No one — other than surviving WWII veterans — has seen anything like this. Trade, movement, finance, education, labour, health, retail — there is nothing this virus isn’t infecting. And that includes news.
It seems the coronavirus ‘infodemic’ is also novel. By our estimation, at least half of the news now being produced revolves around this one issue. And not all of it is helpful. Some stories just induce panic-buying. Others (esp. from suspect sources) still downplay the danger. And that’s to say nothing of the disinformation rampant on social media.
It’s a vexing problem which has prompted us to formulate a structure for triaging the news deluge. We’re sharing it in case you find it useful too. Here’s what we’ve come up with. There are eight themes that we are following closely:
- Growth rates. The biggest unknown in most places right now is the size of this problem. The number of confirmed cases is vastly understated due to limited testing. This makes the problem seem smaller than it is. And has led to many spurious comparisons with other diseases. That’s why we’re focusing on growth rates instead. More specifically, we’re looking for stories about the daily growth in confirmed cases, the number of deaths, and of tests conducted. Without this growth context, the confirmed-cases count is actually just false information. And, like most false information, it undermines both analysis and action.
- Government initiatives. Mandated social distancing is the most powerful tool at society’s disposal for managing this outbreak. But it is not being wielded well. Confusion remains because of poor communication, fake news, and evolving mandates. For example, there’s confusion about whether working from home is optional. Or whether ‘herd immunity’ is the UK’s official strategy. Or whether to close schools. Or whether to visit a doctor if you’re feeling sick. Which is why we’re constantly looking for and sharing the latest mandates and instructions from across the globe, as they evolve.
- Global trajectories. Given the staggered spread, and the ‘novel’ nature of this virus, we can and should make the most of lessons already learned by other countries. This is especially important for places like the US, the UK and Australia, where governments have been slow to act. Fortunately — with news coming in from all over the world — we have a unique opportunity to see the different ways in which this outbreak is being managed everywhere (and the accompanying results).
- Public figures and institutions. One thing we all still need to wrap our heads around is the vulnerability of our leaders and institutions. As individuals fall ill, as institutions are incapacitated, there will be new complexities to reckon with. For example, what happens once a national leader gets sick? Or if parliament can’t meet to pass legislation because of social distancing guidelines? Or if a senior religious leader dies? We’re watching closely to understand where new shocks might emerge from.
- Epidemiology and protocols. So far we’ve broadly outlined the reasons to stay informed on a base level. But with COVID-19, a depth of understanding is even more important. This means understanding: how the virus works; how the Polymerase Chain Reaction (PCR) test works; how long testing takes; where, how and when to get a test; what the early symptoms are; what prognosis to expect; what immediate actions to take, such as informing the people around you; how to deal with parents or children; and when a vaccine might be expected.

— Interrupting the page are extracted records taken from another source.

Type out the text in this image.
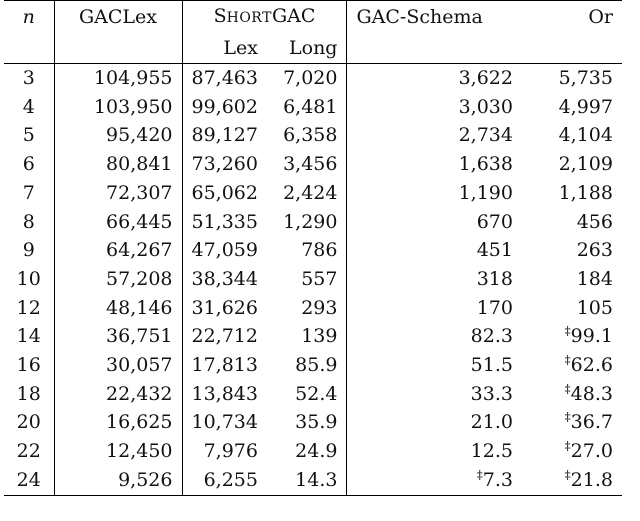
n	GACLex	SHORTGAC		GAC-Schema	Or
		Lex	Long		
3	104,955	87,463	7,020	3,622	5,735
4	103,950	99,602	6,481	3,030	4,997
5	95,420	89,127	6,358	2,734	4,104
6	80,841	73,260	3,456	1,638	2,109
7	72,307	65,062	2,424	1,190	1,188
8	66,445	51,335	1,290	670	456
9	64,267	47,059	786	451	263
10	57,208	38,344	557	318	184
12	48,146	31,626	293	170	105
14	36,751	22,712	139	82.3	‡99.1
16	30,057	17,813	85.9	51.5	‡62.6
18	22,432	13,843	52.4	33.3	‡48.3
20	16,625	10,734	35.9	21.0	‡36.7
22	12,450	7,976	24.9	12.5	‡27.0
24	9,526	6,255	14.3	‡7.3	‡21.8
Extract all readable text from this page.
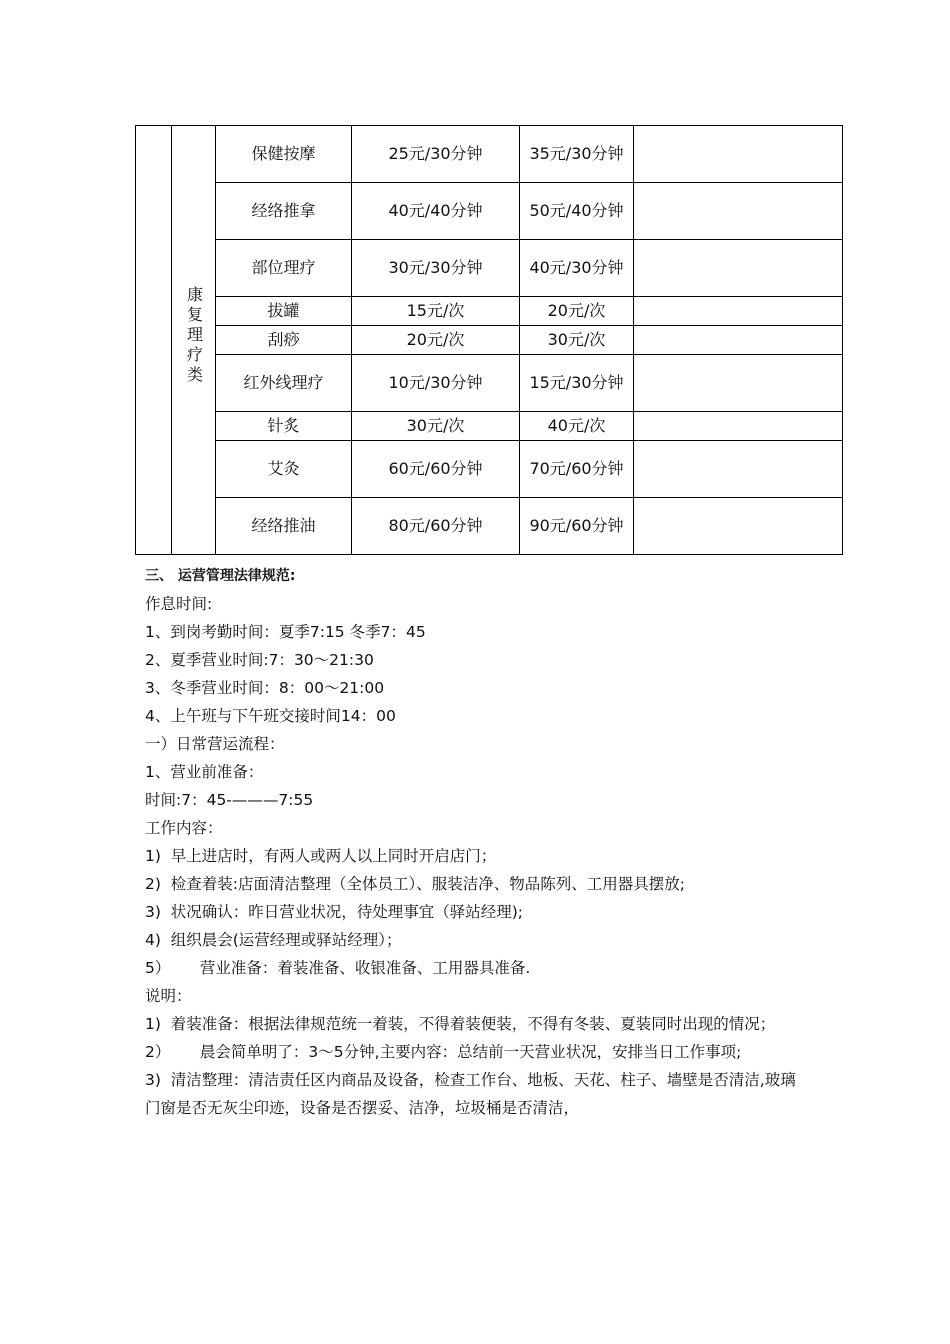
	康复理疗类	保健按摩	25元/30分钟	35元/30分钟	
		经络推拿	40元/40分钟	50元/40分钟	
		部位理疗	30元/30分钟	40元/30分钟	
		拔罐	15元/次	20元/次	
		刮痧	20元/次	30元/次	
		红外线理疗	10元/30分钟	15元/30分钟	
		针炙	30元/次	40元/次	
		艾灸	60元/60分钟	70元/60分钟	
		经络推油	80元/60分钟	90元/60分钟	

三、 运营管理法律规范:

作息时间:

1、到岗考勤时间：夏季7:15 冬季7：45

2、夏季营业时间:7：30～21:30

3、冬季营业时间：8：00～21:00

4、上午班与下午班交接时间14：00

一）日常营运流程：

1、营业前准备：

时间:7：45-———7:55

工作内容：

1)  早上进店时，有两人或两人以上同时开启店门；

2)  检查着装:店面清洁整理（全体员工）、服装洁净、物品陈列、工用器具摆放;

3)  状况确认：昨日营业状况，待处理事宜（驿站经理);

4)  组织晨会(运营经理或驿站经理）；

5）      营业准备：着装准备、收银准备、工用器具准备.

说明：

1)  着装准备：根据法律规范统一着装，不得着装便装，不得有冬装、夏装同时出现的情况；

2）      晨会简单明了：3～5分钟,主要内容：总结前一天营业状况，安排当日工作事项;

3)  清洁整理：清洁责任区内商品及设备，检查工作台、地板、天花、柱子、墙壁是否清洁,玻璃门窗是否无灰尘印迹，设备是否摆妥、洁净，垃圾桶是否清洁，
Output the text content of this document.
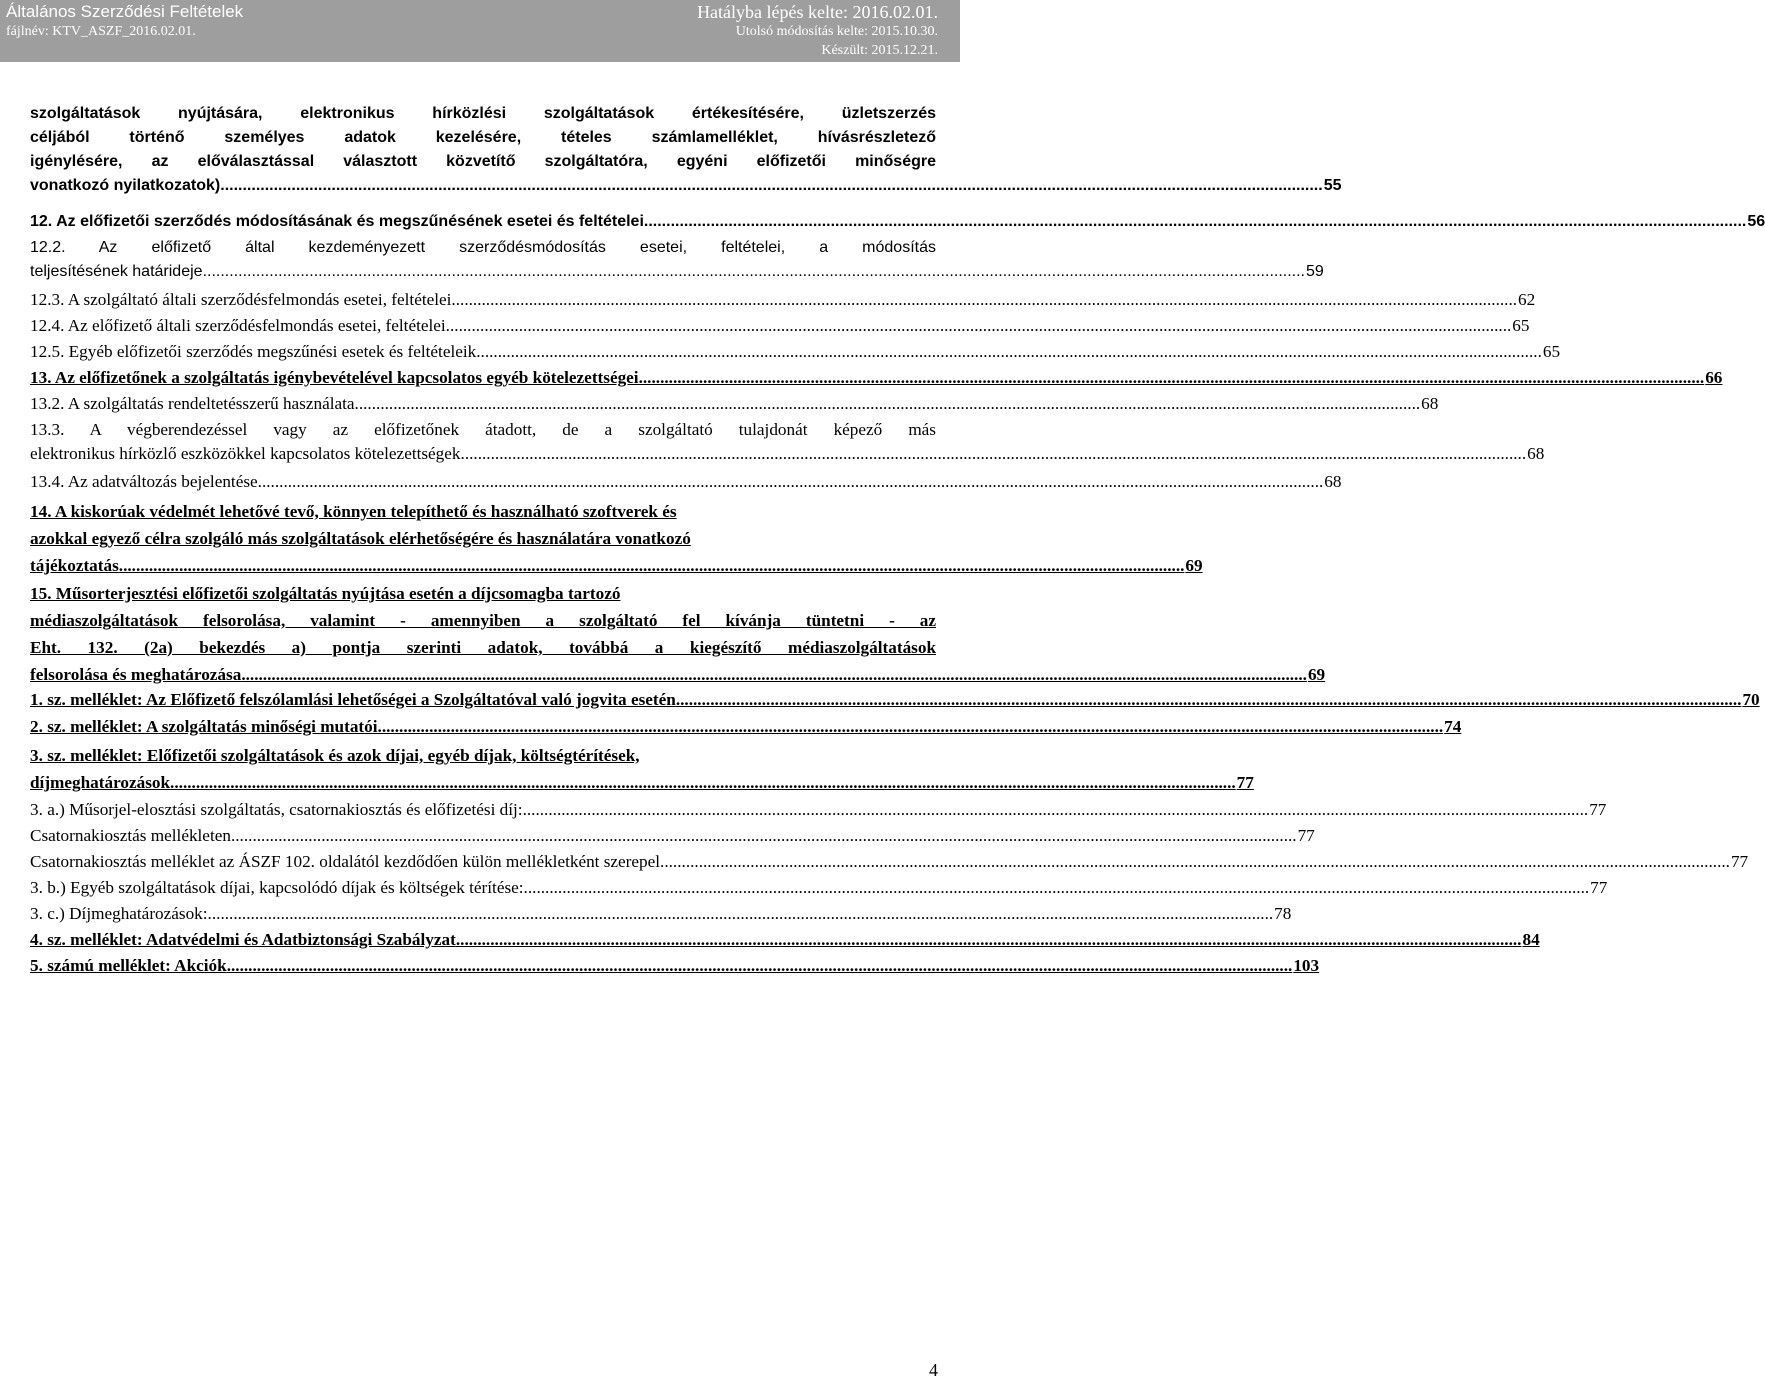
Általános Szerződési Feltételek
fájlnév: KTV_ASZF_2016.02.01.
Hatályba lépés kelte: 2016.02.01.
Utolsó módosítás kelte: 2015.10.30.
Készült: 2015.12.21.
szolgáltatások nyújtására, elektronikus hírközlési szolgáltatások értékesítésére, üzletszerzés
céljából történő személyes adatok kezelésére, tételes számlamelléklet, hívásrészletező
igénylésére, az előválasztással választott közvetítő szolgáltatóra, egyéni előfizetői minőségre
vonatkozó nyilatkozatok) .....	55
12. Az előfizetői szerződés módosításának és megszűnésének esetei és feltételei .....	56
12.2. Az előfizető által kezdeményezett szerződésmódosítás esetei, feltételei, a módosítás
teljesítésének határideje .....	59
12.3. A szolgáltató általi szerződésfelmondás esetei, feltételei .....	62
12.4. Az előfizető általi szerződésfelmondás esetei, feltételei .....	65
12.5. Egyéb előfizetői szerződés megszűnési esetek és feltételeik .....	65
13. Az előfizetőnek a szolgáltatás igénybevételével kapcsolatos egyéb kötelezettségei .....	66
13.2. A szolgáltatás rendeltetésszerű használata .....	68
13.3. A végberendezéssel vagy az előfizetőnek átadott, de a szolgáltató tulajdonát képező más
elektronikus hírközlő eszközökkel kapcsolatos kötelezettségek .....	68
13.4. Az adatváltozás bejelentése .....	68
14. A kiskorúak védelmét lehetővé tevő, könnyen telepíthető és használható szoftverek és
azokkal egyező célra szolgáló más szolgáltatások elérhetőségére és használatára vonatkozó
tájékoztatás .....	69
15. Műsorterjesztési előfizetői szolgáltatás nyújtása esetén a díjcsomagba tartozó
médiaszolgáltatások felsorolása, valamint - amennyiben a szolgáltató fel kívánja tüntetni - az
Eht. 132. (2a) bekezdés a) pontja szerinti adatok, továbbá a kiegészítő médiaszolgáltatások
felsorolása és meghatározása .....	69
1. sz. melléklet: Az Előfizető felszólamlási lehetőségei a Szolgáltatóval való jogvita esetén .....	70
2. sz. melléklet: A szolgáltatás minőségi mutatói .....	74
3. sz. melléklet: Előfizetői szolgáltatások és azok díjai, egyéb díjak, költségtérítések,
díjmeghatározások .....	77
3. a.) Műsorjel-elosztási szolgáltatás, csatornakiosztás és előfizetési díj: .....	77
Csatornakiosztás mellékleten .....	77
Csatornakiosztás melléklet az ÁSZF 102. oldalától kezdődően külön mellékletként szerepel. .....	77
3. b.) Egyéb szolgáltatások díjai, kapcsolódó díjak és költségek térítése: .....	77
3. c.) Díjmeghatározások: .....	78
4. sz. melléklet: Adatvédelmi és Adatbiztonsági Szabályzat .....	84
5. számú melléklet: Akciók .....	103
4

- Market impact. How do you price something you can’t measure, have never seen before, and can’t avoid? Erratically. Once the pandemic’s growth rate hits an inflection point, people will be able to model and predict its magnitude and impact. Then, assets will get reassessed and repriced with some degree of logic. But until that happens we’re likely to keep seeing hypnotic market gyrations, thrown-against-the-wall fiscal and stimulus measures, and ongoing demand contraction. One of the other key areas we’re looking at is how well companies are making the transition to remote working. This has implications not only for the short-term, but also for the new normal that we’ll emerge into once the crisis is over.
- Analyses. With all this noise out there, it’s also vital to step back and see the bigger picture. And one of the key issues we’re finding is that much of what’s being passed around as informed comment is anything but. So what we’re on the lookout for is credible analysis from experts who don’t have vested interests. A good example of this is the critique of the UK’s #herdimmunity thesis. Such analyses are essential for overcoming the flaw of false equivalence that keeps cropping up in the news.
- Weird stories. There is obviously nothing funny about the outbreak. But even so, humans wouldn’t be human if we didn’t bring a bit of our absurdity to the situation. Like the people in India who are drinking cow urine to stave off the virus. Or the people in Iran who were licking a holy shrine. These stories may seem trivial in the grand scheme. But, as the cartoonist Jonathan Shapiro once said, “knowing the absurd helps define our sense of hypocrisy, and our sense of the things we should be skeptical about”.